Mohamed Farah Arale (32) was born in Somalia and misses a mosque in his new hometown, Elverum (Norway). He says it will be good for everybody, also for people who aren't acquainted with Islam.
Arale, who fled Mogadishu when he was 16 says he has no family, just God. He's been living in Elverum for 5 years.
"It will be good to come together with others and pray. A mosque is also a place to meet. It's social. People who go to church certainly understand what I mean. I miss a mosque." He's been to the Elverum church, just to feel the atmosphere. It was a good experience, he says. "I like to hear the church service. And there is only one God," he smiles.
A mosque in Elverum can also be a place where non-Muslims can come and see, listen and learn about Islam. It's about openness and respect for each other's faith and culture, he thinks. "We can help each other and support each other".
How many Muslims will use a mosque in Elverum?
"I don't know, maybe 300. It's both young and old, men and women. We need a little place, but it doesn't have to be so big or expensive." He says it doesn't have to be a new building.

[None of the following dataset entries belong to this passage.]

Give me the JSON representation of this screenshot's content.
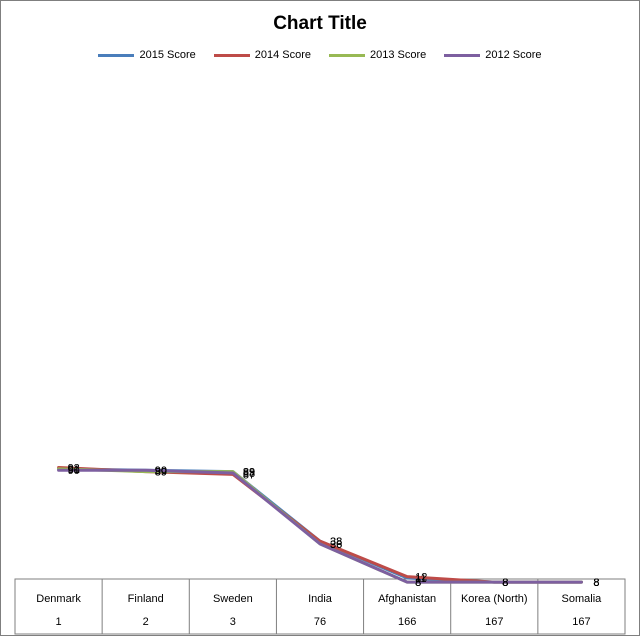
{
  "chart_data": {
    "type": "line",
    "title": "Chart Title",
    "categories": [
      "Denmark",
      "Finland",
      "Sweden",
      "India",
      "Afghanistan",
      "Korea (North)",
      "Somalia"
    ],
    "category_ranks": [
      "1",
      "2",
      "3",
      "76",
      "166",
      "167",
      "167"
    ],
    "series": [
      {
        "name": "2015 Score",
        "color": "#4a7ebb",
        "values": [
          91,
          90,
          89,
          38,
          11,
          8,
          8
        ]
      },
      {
        "name": "2014 Score",
        "color": "#be4b48",
        "values": [
          92,
          89,
          87,
          38,
          12,
          8,
          8
        ]
      },
      {
        "name": "2013 Score",
        "color": "#98b954",
        "values": [
          91,
          89,
          89,
          36,
          8,
          8,
          8
        ]
      },
      {
        "name": "2012 Score",
        "color": "#7d5fa0",
        "values": [
          90,
          90,
          88,
          36,
          8,
          8,
          8
        ]
      }
    ],
    "legend": "top",
    "grid": false
  }
}
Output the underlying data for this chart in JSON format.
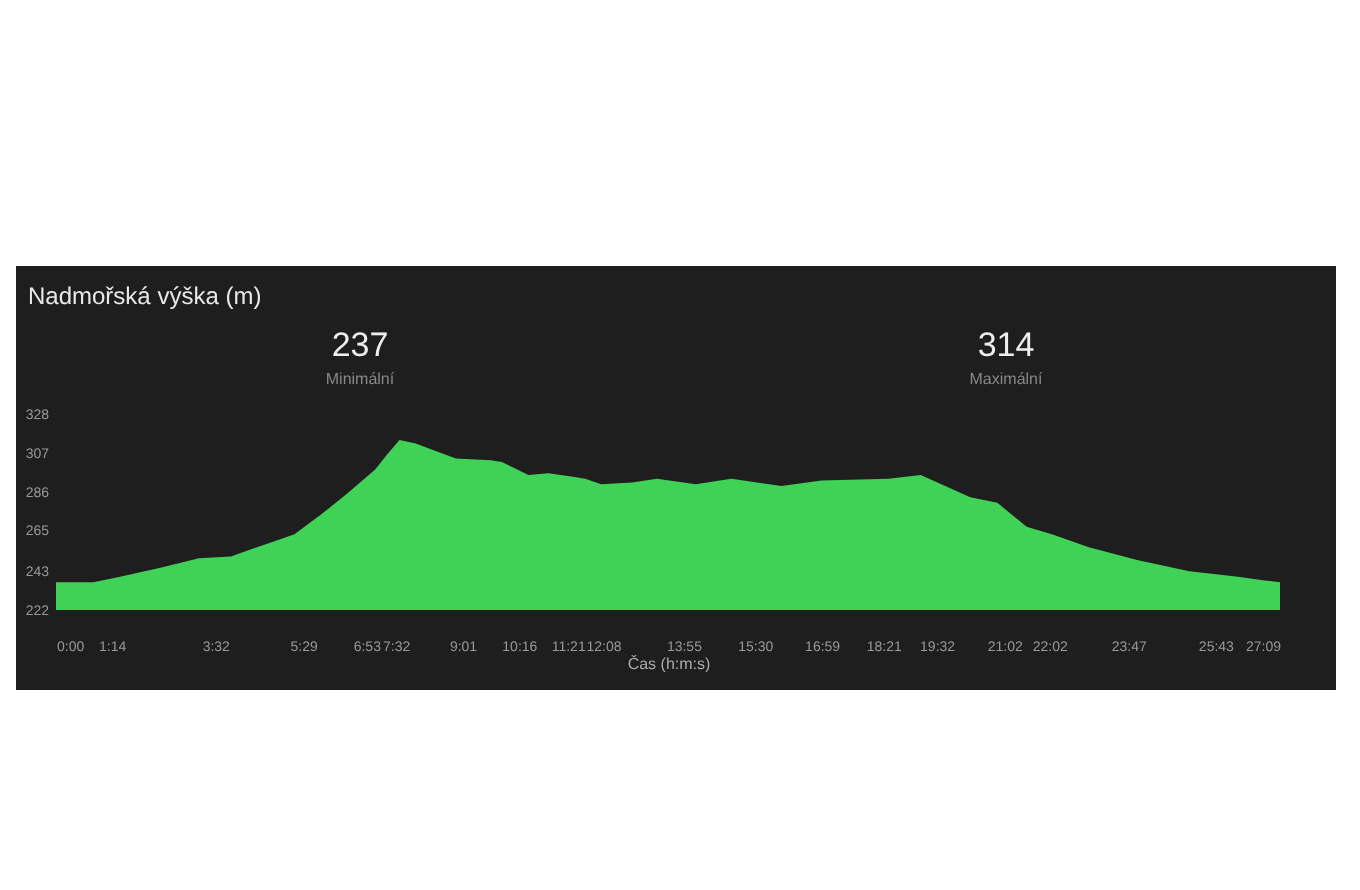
{
  "chart_data": {
    "type": "area",
    "title": "Nadmořská výška (m)",
    "xlabel": "Čas (h:m:s)",
    "annotations": [
      "237",
      "Minimální",
      "314",
      "Maximální"
    ],
    "x": [
      0,
      0.83,
      1.42,
      2.34,
      3.17,
      3.88,
      4.7,
      5.29,
      5.9,
      6.46,
      7.08,
      7.34,
      7.62,
      7.98,
      8.42,
      8.87,
      9.64,
      9.89,
      10.48,
      10.92,
      11.47,
      11.74,
      12.09,
      12.78,
      13.33,
      14.19,
      14.98,
      16.09,
      16.98,
      18.47,
      19.18,
      20.28,
      20.88,
      21.53,
      22.09,
      22.91,
      23.98,
      25.14,
      26.22,
      26.81,
      27.15
    ],
    "series": [
      {
        "color": "#40d257",
        "values": [
          237,
          237,
          240,
          245,
          250,
          251,
          258,
          263,
          274,
          285,
          298,
          306,
          314,
          312,
          308,
          304,
          303,
          302,
          295,
          296,
          294,
          293,
          290,
          291,
          293,
          290,
          293,
          289,
          292,
          293,
          295,
          283,
          280,
          267,
          263,
          256,
          249,
          243,
          240,
          238,
          237
        ]
      }
    ],
    "xlim": [
      0,
      27.15
    ],
    "xticks": [
      {
        "value": 0,
        "label": "0:00"
      },
      {
        "value": 1.233,
        "label": "1:14"
      },
      {
        "value": 3.533,
        "label": "3:32"
      },
      {
        "value": 5.483,
        "label": "5:29"
      },
      {
        "value": 6.883,
        "label": "6:53"
      },
      {
        "value": 7.533,
        "label": "7:32"
      },
      {
        "value": 9.017,
        "label": "9:01"
      },
      {
        "value": 10.267,
        "label": "10:16"
      },
      {
        "value": 11.35,
        "label": "11:21"
      },
      {
        "value": 12.133,
        "label": "12:08"
      },
      {
        "value": 13.917,
        "label": "13:55"
      },
      {
        "value": 15.5,
        "label": "15:30"
      },
      {
        "value": 16.983,
        "label": "16:59"
      },
      {
        "value": 18.35,
        "label": "18:21"
      },
      {
        "value": 19.533,
        "label": "19:32"
      },
      {
        "value": 21.033,
        "label": "21:02"
      },
      {
        "value": 22.033,
        "label": "22:02"
      },
      {
        "value": 23.783,
        "label": "23:47"
      },
      {
        "value": 25.717,
        "label": "25:43"
      },
      {
        "value": 27.15,
        "label": "27:09"
      }
    ],
    "ylim": [
      222,
      328
    ],
    "yticks": [
      222,
      243,
      265,
      286,
      307,
      328
    ],
    "grid": false,
    "marker": "none"
  }
}
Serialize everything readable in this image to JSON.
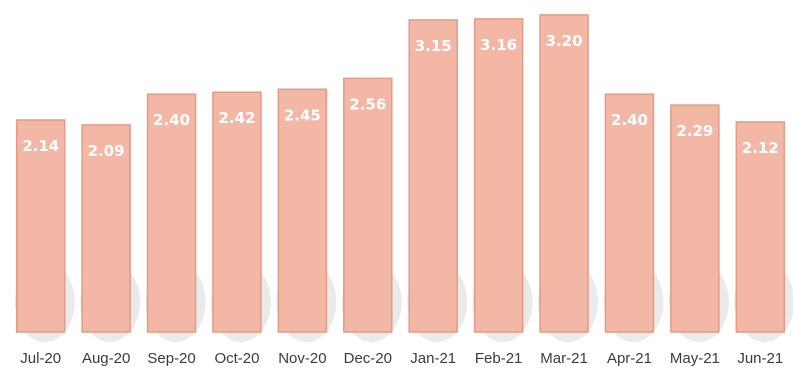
{
  "chart_data": {
    "type": "bar",
    "categories": [
      "Jul-20",
      "Aug-20",
      "Sep-20",
      "Oct-20",
      "Nov-20",
      "Dec-20",
      "Jan-21",
      "Feb-21",
      "Mar-21",
      "Apr-21",
      "May-21",
      "Jun-21"
    ],
    "values": [
      2.14,
      2.09,
      2.4,
      2.42,
      2.45,
      2.56,
      3.15,
      3.16,
      3.2,
      2.4,
      2.29,
      2.12
    ],
    "data_labels": [
      "2.14",
      "2.09",
      "2.40",
      "2.42",
      "2.45",
      "2.56",
      "3.15",
      "3.16",
      "3.20",
      "2.40",
      "2.29",
      "2.12"
    ],
    "title": "",
    "xlabel": "",
    "ylabel": "",
    "ylim": [
      0,
      3.25
    ],
    "grid": false,
    "legend": "none",
    "colors": {
      "bar_fill": "#f3b7a6",
      "bar_edge": "#e39b86",
      "value_label": "#ffffff",
      "tick_label": "#3b3b3b"
    }
  }
}
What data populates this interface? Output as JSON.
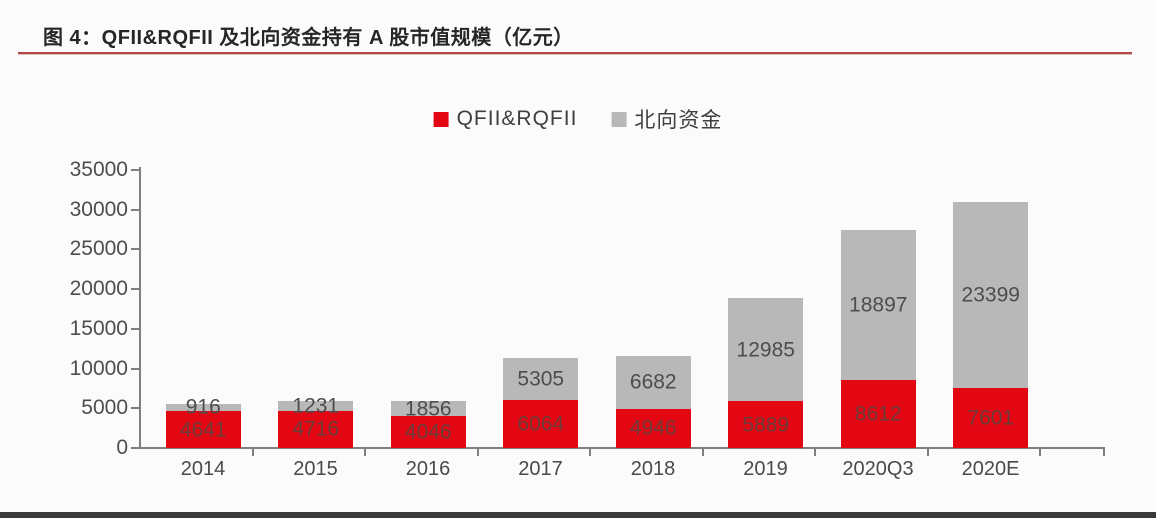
{
  "figure": {
    "title": "图 4：QFII&RQFII 及北向资金持有 A 股市值规模（亿元）",
    "colors": {
      "accent_rule": "#b04a47",
      "axis": "#7f7f7f",
      "bottom_bar": "#3a3a3a",
      "gray_label_text": "#4d4d4d",
      "red_label_text": "#6a3a36"
    }
  },
  "chart_data": {
    "type": "bar",
    "stacked": true,
    "title": "图 4：QFII&RQFII 及北向资金持有 A 股市值规模（亿元）",
    "xlabel": "",
    "ylabel": "",
    "categories": [
      "2014",
      "2015",
      "2016",
      "2017",
      "2018",
      "2019",
      "2020Q3",
      "2020E"
    ],
    "series": [
      {
        "name": "QFII&RQFII",
        "color": "#e30613",
        "label_color": "#6a3a36",
        "values": [
          4641,
          4716,
          4046,
          6064,
          4946,
          5889,
          8612,
          7601
        ]
      },
      {
        "name": "北向资金",
        "color": "#b8b8b8",
        "label_color": "#4d4d4d",
        "values": [
          916,
          1231,
          1856,
          5305,
          6682,
          12985,
          18897,
          23399
        ]
      }
    ],
    "ylim": [
      0,
      35000
    ],
    "yticks": [
      0,
      5000,
      10000,
      15000,
      20000,
      25000,
      30000,
      35000
    ],
    "grid": false,
    "legend_position": "top",
    "data_labels": true
  }
}
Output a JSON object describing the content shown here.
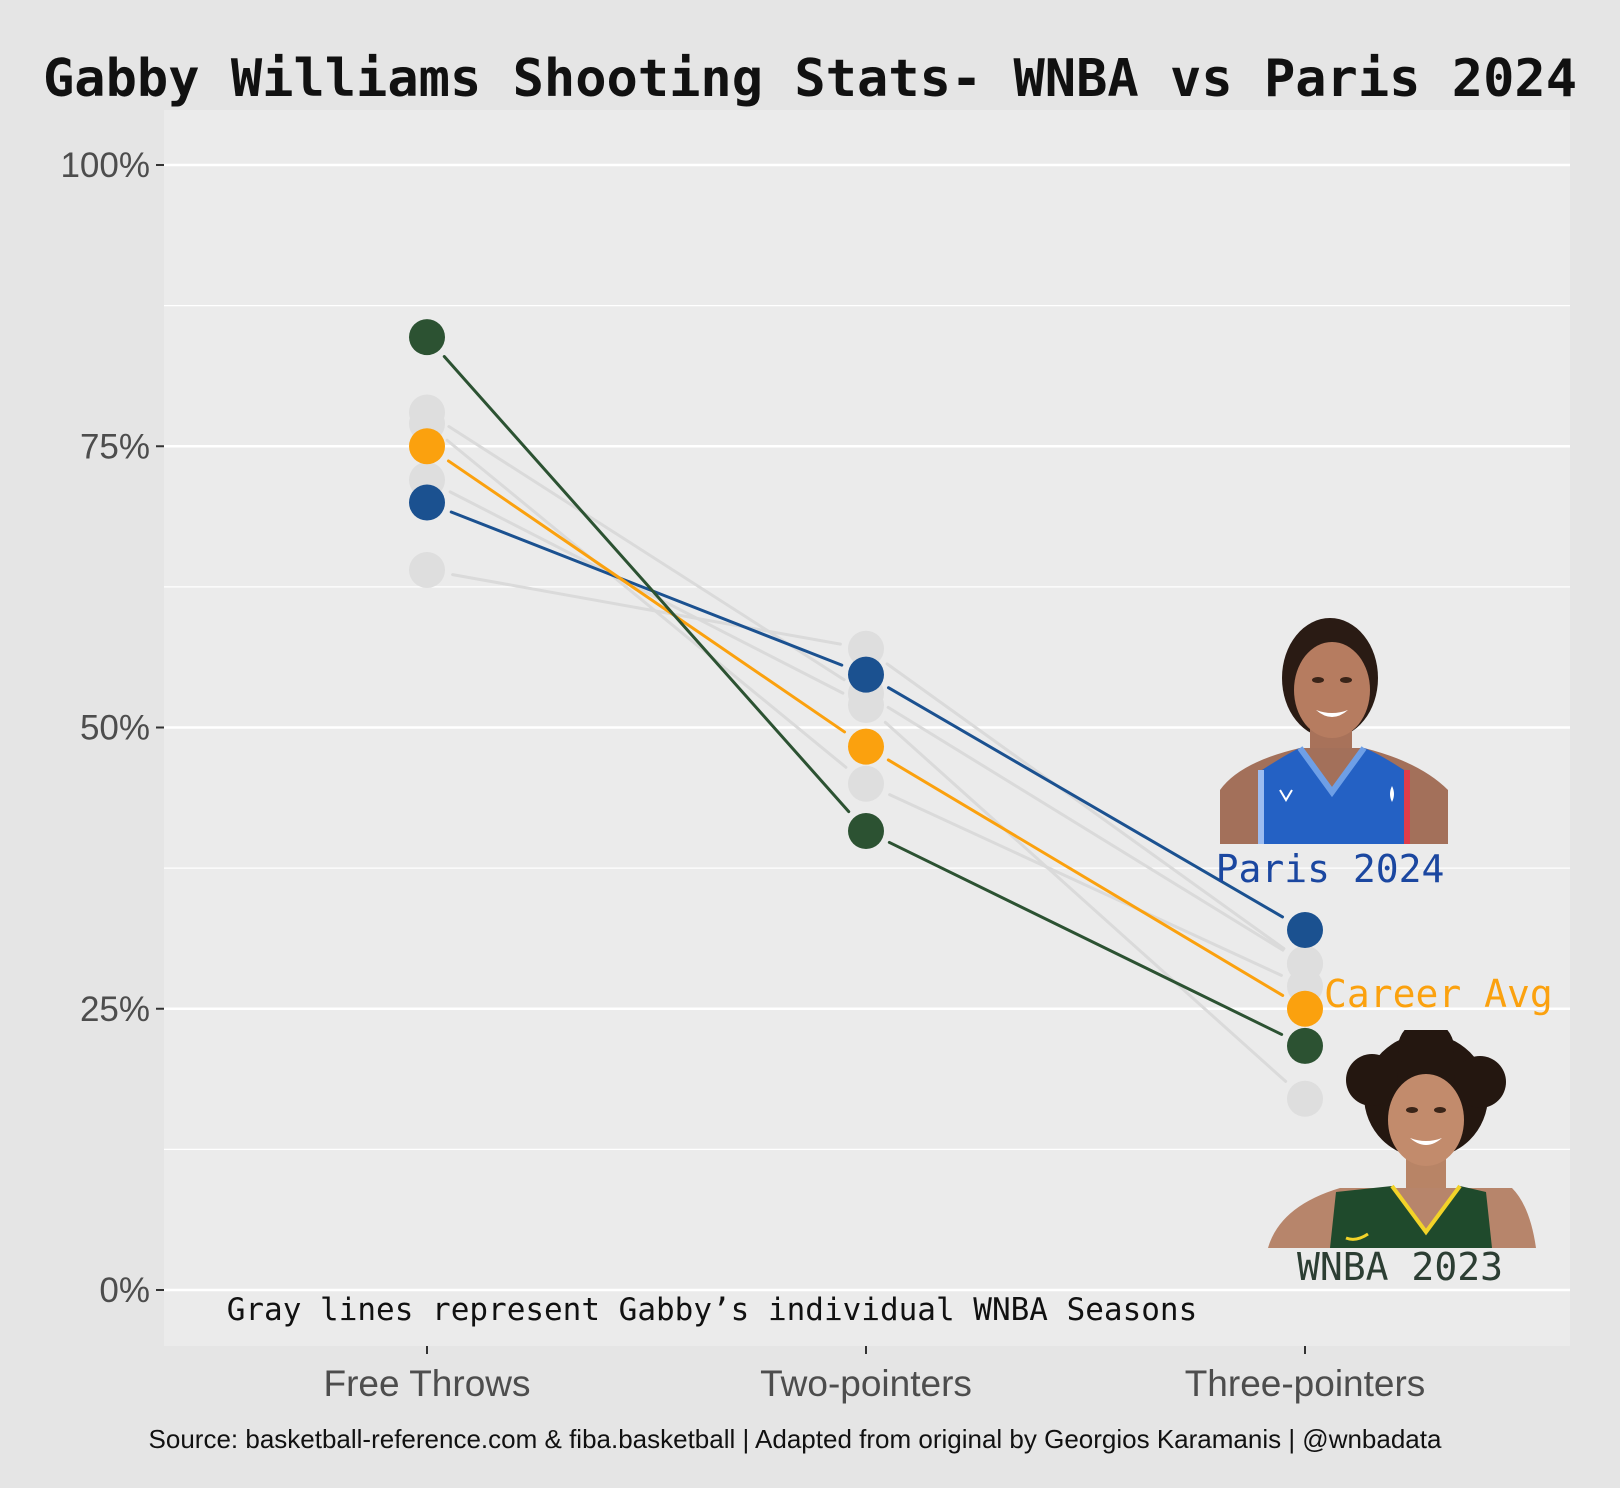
{
  "chart_data": {
    "type": "line",
    "title": "Gabby Williams Shooting Stats- WNBA vs Paris 2024",
    "caption": "Source: basketball-reference.com & fiba.basketball | Adapted from original by Georgios Karamanis | @wnbadata",
    "note": "Gray lines represent Gabby’s individual WNBA Seasons",
    "categories": [
      "Free Throws",
      "Two-pointers",
      "Three-pointers"
    ],
    "ylim": [
      -0.05,
      1.05
    ],
    "y_ticks": [
      {
        "value": 0,
        "label": "0%"
      },
      {
        "value": 0.25,
        "label": "25%"
      },
      {
        "value": 0.5,
        "label": "50%"
      },
      {
        "value": 0.75,
        "label": "75%"
      },
      {
        "value": 1.0,
        "label": "100%"
      }
    ],
    "y_minor_ticks": [
      0.125,
      0.375,
      0.625,
      0.875
    ],
    "grid": true,
    "gray_series": [
      [
        0.78,
        0.53,
        0.29
      ],
      [
        0.77,
        0.45,
        0.27
      ],
      [
        0.72,
        0.52,
        0.17
      ],
      [
        0.64,
        0.57,
        0.29
      ]
    ],
    "series": [
      {
        "values": [
          0.7,
          0.547,
          0.32
        ],
        "color": "#1b5190",
        "label": "Paris 2024",
        "label_color": "#1b47a0"
      },
      {
        "values": [
          0.75,
          0.483,
          0.25
        ],
        "color": "#fba10e",
        "label": "Career Avg",
        "label_color": "#fba10e"
      },
      {
        "values": [
          0.847,
          0.408,
          0.217
        ],
        "color": "#2c5232",
        "label": "WNBA 2023",
        "label_color": "#2c3e33"
      }
    ],
    "images": [
      {
        "name": "paris-2024-photo",
        "description": "Player in France jersey"
      },
      {
        "name": "wnba-2023-photo",
        "description": "Player in Seattle Storm jersey"
      }
    ],
    "colors": {
      "background": "#e5e5e5",
      "panel": "#ebebeb",
      "grid": "#ffffff",
      "gray_line": "#dadada",
      "gray_point": "#dedede",
      "axis_text": "#4d4d4d"
    }
  }
}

All types of places can function as a mosque. "But it can't be for other religion, or a place that sells alcohol."
He says he knows little about the Norwegian political system and doesn't know who in the municipality can help him, or if the idea for a mosque should be directed at the government or parliament.
"I can't do this along, there must be a committee. So I hope somebody will help me."
Arale stresses Elverum is a good place to live. At the same time he misses his father and relatives in Somalia, after having lived half his life in Europe. He says he's thought of living here, but it's hard to be alone.
Nuur Mohamed Hersi (60), Ap (labor) politician and Somali Muslim is glad Arale was interviewed. He's also glad the head of the Elverum labor party, Bjørn Jarle Røberg-Larsen, understands the need for a mosque in the city.
"We need a place to pray , but also a place where we can show people our culture." He wants a mosque and an Islamic center in Elverum. "It's a very important issue, also for integration", says Nuur Mohamed Hersi. He sees a mosque as a place for different activities and for people of all nationalities. "People will see that Islam isn't dangerous," thinks Hersi.
In Hamar, Lillehammer and Gjøvik there are Muslim communities with mosques. "But the mosque in Hamar is small and usually occupied. Several times we rented places in Elverom, as for Ramadan, when we have many religious obligations. But it's not always so easy."
To meet together for Friday prayers is not simple when it's several dozen kilometers to the nearest mosque, he points out.
Another issue is related to burial. "If somebody dies we must go to Oslo. It's difficult for many," he says. He estimates that about 400-500 Muslims in the district will benefit from a mosque in Elverum.
As a member of the municipal council and member of the community multicultural council and immigration council Nuur Mohamed Hersi has several contacts in the system. He also has good contacts with the Elverum church. He says he'll continue to speak about it but currently he doesn't know who can help them.
Can't the Muslim community build its own mosque?
- Integration is an important issue for everybody in Elverum and not just for Muslims. We feel a bit discriminated, because the Christians have many places where they meet. I hope people will respect us, says Nuur Mohamed Hersi.